The tidal-wave part throws you, doesn’t it?
That’s understandable, because we hardly associate Arizona’s burning deserts and cool mountains with tidal waves, also called tsunamis.
However, some parts of our state, especially a large swath of southwest Arizona around Yuma and thereabouts, are not particularly stable, geologically speaking. That instability continues down into Baja California and the Gulf of California.
Earthquakes, huge mud volcanoes, even changes in the direction of the Colorado River have been fairly common over many years.

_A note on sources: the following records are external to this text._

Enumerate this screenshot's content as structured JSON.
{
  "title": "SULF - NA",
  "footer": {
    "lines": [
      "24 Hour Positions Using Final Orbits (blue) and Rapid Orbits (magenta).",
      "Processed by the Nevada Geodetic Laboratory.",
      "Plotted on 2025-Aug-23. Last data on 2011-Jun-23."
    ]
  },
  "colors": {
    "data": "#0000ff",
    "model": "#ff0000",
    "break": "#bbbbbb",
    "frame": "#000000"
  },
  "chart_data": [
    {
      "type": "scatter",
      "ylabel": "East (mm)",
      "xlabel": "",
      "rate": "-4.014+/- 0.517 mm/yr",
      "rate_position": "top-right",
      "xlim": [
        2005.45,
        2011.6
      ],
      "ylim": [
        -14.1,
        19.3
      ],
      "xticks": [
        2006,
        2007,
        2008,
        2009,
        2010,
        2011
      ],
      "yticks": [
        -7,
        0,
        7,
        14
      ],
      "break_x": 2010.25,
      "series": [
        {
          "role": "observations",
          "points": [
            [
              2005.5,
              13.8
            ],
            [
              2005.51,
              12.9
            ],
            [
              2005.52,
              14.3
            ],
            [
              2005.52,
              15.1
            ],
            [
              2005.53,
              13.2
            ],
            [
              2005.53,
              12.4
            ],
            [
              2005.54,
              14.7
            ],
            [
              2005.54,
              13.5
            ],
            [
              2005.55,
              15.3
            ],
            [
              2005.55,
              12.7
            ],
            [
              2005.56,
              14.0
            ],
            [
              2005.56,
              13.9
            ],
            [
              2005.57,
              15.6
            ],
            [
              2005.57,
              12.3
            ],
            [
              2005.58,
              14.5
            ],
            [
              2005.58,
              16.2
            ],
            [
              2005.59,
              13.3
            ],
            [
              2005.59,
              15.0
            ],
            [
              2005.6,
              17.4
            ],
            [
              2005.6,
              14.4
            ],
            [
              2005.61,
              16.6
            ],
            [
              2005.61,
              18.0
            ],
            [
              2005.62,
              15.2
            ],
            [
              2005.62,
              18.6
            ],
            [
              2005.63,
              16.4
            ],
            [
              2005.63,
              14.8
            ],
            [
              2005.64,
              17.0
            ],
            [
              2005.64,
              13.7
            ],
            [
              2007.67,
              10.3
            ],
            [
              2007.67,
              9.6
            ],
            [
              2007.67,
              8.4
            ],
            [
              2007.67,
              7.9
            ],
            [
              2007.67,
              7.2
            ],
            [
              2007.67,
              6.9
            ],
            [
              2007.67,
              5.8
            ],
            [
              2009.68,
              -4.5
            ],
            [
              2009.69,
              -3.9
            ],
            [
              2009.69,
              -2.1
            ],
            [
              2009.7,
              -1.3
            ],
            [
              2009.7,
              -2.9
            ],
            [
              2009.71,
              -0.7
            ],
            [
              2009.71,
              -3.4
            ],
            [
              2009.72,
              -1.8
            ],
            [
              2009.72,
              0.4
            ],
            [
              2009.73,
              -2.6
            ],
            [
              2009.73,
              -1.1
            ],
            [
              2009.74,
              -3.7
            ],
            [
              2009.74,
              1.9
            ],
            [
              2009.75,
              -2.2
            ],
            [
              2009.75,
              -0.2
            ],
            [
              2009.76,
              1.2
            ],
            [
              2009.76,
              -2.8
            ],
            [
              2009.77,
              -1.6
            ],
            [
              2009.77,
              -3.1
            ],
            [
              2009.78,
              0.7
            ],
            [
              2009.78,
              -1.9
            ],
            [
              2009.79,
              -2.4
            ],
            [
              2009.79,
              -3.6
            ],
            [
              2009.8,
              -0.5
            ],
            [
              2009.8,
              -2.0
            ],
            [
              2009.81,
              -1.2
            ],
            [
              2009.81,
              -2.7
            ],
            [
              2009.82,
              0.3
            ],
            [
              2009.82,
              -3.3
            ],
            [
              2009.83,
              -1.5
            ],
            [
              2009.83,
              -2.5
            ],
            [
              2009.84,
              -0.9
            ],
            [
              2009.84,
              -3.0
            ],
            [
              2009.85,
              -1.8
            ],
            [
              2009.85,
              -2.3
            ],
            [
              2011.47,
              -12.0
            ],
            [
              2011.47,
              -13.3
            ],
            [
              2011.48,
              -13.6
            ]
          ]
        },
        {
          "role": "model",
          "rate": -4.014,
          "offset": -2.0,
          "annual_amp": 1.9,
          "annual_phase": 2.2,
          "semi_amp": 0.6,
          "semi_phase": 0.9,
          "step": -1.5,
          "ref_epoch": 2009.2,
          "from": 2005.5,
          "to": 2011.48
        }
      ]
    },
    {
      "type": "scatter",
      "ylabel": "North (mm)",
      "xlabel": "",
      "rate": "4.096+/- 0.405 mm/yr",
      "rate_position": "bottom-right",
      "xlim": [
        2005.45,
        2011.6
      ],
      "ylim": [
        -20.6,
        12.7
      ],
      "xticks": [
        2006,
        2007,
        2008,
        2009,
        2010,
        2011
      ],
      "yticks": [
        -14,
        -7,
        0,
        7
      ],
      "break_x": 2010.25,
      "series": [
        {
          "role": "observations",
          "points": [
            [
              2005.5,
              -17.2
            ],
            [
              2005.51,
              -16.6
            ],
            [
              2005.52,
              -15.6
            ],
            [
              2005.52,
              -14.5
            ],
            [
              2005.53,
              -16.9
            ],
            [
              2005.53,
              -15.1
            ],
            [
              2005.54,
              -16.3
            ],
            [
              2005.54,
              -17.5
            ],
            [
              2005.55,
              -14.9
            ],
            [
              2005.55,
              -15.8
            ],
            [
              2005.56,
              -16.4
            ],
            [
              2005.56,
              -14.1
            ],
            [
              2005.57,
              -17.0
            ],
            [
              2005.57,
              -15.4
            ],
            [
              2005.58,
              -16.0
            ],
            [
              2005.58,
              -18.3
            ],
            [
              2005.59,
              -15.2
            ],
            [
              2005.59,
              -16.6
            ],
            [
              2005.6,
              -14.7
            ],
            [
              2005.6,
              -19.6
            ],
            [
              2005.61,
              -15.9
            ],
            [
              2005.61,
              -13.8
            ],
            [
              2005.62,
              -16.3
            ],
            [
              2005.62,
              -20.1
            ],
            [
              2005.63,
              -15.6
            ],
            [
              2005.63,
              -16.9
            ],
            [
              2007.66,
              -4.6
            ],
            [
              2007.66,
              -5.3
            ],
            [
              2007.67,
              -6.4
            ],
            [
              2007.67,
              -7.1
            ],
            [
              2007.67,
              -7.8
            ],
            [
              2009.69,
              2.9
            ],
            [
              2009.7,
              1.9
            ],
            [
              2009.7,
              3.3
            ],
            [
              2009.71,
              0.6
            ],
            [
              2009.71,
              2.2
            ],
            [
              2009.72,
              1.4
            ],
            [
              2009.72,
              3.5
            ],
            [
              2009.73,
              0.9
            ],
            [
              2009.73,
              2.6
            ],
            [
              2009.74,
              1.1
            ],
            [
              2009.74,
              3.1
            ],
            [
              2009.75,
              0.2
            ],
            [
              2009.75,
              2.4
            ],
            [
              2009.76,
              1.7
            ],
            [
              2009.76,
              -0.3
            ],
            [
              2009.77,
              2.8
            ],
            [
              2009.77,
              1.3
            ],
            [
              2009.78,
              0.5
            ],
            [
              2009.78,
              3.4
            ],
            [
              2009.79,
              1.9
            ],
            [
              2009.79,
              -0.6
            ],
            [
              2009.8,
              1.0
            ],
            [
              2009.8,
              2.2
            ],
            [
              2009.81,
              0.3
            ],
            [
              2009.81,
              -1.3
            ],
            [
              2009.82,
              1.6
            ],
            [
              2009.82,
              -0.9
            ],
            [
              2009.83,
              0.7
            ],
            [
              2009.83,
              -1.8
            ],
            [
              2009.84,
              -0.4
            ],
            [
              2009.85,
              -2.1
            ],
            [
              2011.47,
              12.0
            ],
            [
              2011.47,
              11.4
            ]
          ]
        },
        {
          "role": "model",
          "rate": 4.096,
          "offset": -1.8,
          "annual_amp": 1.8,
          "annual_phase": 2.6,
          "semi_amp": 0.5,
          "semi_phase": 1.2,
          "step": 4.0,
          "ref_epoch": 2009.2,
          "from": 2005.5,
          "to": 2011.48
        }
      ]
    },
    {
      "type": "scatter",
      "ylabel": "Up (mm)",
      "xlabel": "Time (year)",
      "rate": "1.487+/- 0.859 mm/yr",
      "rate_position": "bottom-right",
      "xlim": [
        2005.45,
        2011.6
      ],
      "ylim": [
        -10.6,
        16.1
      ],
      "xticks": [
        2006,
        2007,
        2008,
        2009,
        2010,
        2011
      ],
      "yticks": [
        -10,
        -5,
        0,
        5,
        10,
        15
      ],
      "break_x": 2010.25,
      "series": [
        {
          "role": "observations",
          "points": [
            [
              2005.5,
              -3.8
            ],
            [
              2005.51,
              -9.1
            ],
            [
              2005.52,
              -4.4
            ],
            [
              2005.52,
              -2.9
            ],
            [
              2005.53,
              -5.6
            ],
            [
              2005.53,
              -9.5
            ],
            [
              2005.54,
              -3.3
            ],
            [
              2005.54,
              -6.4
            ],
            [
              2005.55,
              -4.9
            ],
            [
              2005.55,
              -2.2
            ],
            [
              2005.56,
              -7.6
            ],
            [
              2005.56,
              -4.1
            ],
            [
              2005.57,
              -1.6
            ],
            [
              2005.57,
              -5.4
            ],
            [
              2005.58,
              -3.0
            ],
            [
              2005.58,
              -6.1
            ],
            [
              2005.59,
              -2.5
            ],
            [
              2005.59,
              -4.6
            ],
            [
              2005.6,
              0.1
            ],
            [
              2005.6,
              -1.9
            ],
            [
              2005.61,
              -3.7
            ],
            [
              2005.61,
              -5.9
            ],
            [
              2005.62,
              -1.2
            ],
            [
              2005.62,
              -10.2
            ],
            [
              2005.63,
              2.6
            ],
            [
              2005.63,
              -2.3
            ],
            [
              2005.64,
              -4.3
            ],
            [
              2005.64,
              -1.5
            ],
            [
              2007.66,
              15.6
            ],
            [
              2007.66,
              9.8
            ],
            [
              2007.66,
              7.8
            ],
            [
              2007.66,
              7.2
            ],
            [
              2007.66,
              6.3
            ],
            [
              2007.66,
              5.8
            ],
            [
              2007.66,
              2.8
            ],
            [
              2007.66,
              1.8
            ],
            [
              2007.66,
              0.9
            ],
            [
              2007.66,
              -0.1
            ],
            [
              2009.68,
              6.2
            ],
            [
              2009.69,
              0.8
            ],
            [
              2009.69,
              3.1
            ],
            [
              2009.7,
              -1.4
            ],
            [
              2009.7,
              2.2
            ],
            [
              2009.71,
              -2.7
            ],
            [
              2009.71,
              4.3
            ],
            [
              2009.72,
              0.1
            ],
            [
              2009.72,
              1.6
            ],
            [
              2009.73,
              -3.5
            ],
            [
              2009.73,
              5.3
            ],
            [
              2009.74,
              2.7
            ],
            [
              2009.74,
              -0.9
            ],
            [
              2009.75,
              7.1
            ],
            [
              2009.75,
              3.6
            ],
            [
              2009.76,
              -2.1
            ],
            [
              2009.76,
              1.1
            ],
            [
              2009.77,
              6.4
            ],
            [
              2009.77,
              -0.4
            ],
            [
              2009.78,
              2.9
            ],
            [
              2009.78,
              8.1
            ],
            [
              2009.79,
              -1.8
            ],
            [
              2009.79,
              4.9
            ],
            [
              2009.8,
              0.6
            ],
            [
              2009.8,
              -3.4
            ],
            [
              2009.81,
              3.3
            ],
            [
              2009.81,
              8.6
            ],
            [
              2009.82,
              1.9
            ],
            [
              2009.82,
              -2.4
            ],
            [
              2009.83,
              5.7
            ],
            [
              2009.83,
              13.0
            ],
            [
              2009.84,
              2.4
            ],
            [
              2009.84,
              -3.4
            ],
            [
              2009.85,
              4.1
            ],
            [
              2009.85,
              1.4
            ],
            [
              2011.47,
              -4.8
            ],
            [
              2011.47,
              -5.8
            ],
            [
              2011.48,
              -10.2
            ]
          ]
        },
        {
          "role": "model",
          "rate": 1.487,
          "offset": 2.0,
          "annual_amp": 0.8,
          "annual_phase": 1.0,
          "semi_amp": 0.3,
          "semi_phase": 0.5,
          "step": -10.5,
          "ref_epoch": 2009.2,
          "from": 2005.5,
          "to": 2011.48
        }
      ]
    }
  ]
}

Col. David Allen, who became editor of the Arizona Sentinel in Yuma in 1890, described mud volcanoes of up to 15 feet in diameter and several feet tall:
“Some of these remain quiet for hours, others for minutes, while others boil quietly for days, and then, as if the steam and gases of the universe were bottled up, break forth hurling hundreds, yes, thousands of tons of boiling mud hundreds of feet into the air, with a force that shakes the ground for a long distance away.
“You can crawl up the sides of some of the cones and look down for 15, 20 and often 30 feet and watch the restless contents as they rise to the top and finally explode, scattering the hot mud and water about for 50 feet or more. Some will be dead for days, perhaps for weeks, when all at once they break out with a roar of a thousand thunders, shaking the hills.”
So, the 1892 event was hardly uncommon to the area in those days. The tidalwave part sounds a bit odd, but it’s conceivable that an earthquake in the Gulf of California could set off a tsunami capable of reaching the Colorado River.